Par exemple, les enfants autochtones ne bénéficient pas d’un accès intégral au service d’éducation. À l’école, les cours sont traduits en français ou en anglais, mais jamais dans leurs langues. Ils sont alors obligés de s’adapter au système canadien.

Les autochtones ont du mal à se conformer au service de santé occidental puisqu’ils disposent de leur propre tradition de soin. Les familles accèdent difficilement aux services hospitaliers à cause de leur situation précaire.

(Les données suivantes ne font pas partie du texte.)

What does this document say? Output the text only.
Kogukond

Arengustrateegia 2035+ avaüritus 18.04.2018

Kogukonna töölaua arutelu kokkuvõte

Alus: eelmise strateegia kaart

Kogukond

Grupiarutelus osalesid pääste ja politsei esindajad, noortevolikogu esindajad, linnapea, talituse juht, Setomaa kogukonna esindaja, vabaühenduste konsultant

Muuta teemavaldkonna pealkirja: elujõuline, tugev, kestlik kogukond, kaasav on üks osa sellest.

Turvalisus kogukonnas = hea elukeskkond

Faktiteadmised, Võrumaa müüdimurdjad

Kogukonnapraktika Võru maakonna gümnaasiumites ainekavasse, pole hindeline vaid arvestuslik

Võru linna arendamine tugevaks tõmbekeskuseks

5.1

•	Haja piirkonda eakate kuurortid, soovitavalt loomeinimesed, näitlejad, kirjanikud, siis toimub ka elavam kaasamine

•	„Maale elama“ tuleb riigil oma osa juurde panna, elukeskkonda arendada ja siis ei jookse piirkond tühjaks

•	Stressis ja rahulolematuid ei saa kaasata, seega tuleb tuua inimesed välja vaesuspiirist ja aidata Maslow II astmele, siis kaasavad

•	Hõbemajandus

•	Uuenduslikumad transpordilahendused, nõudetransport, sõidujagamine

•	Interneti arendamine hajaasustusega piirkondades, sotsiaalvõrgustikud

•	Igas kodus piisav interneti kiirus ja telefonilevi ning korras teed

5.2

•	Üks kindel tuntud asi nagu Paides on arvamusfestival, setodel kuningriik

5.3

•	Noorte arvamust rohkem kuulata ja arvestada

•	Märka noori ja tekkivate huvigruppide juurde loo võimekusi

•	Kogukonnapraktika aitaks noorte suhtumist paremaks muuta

Certaines familles éprouvent de la difficulté à accéder à de la nourriture saine et de l’eau potable. Ils s’orientent alors vers les aliments transformés responsables de l’obésité. Il n’est pas rare de rencontrer des enfants autochtones avec des problèmes de poids.

La bonne nouvelle, des programmes destinés à améliorer la situation de ces enfants ont été mis au point. Dorénavant, ils ont droit à des programmes de développement et des services de soins conformes à leur mode vie.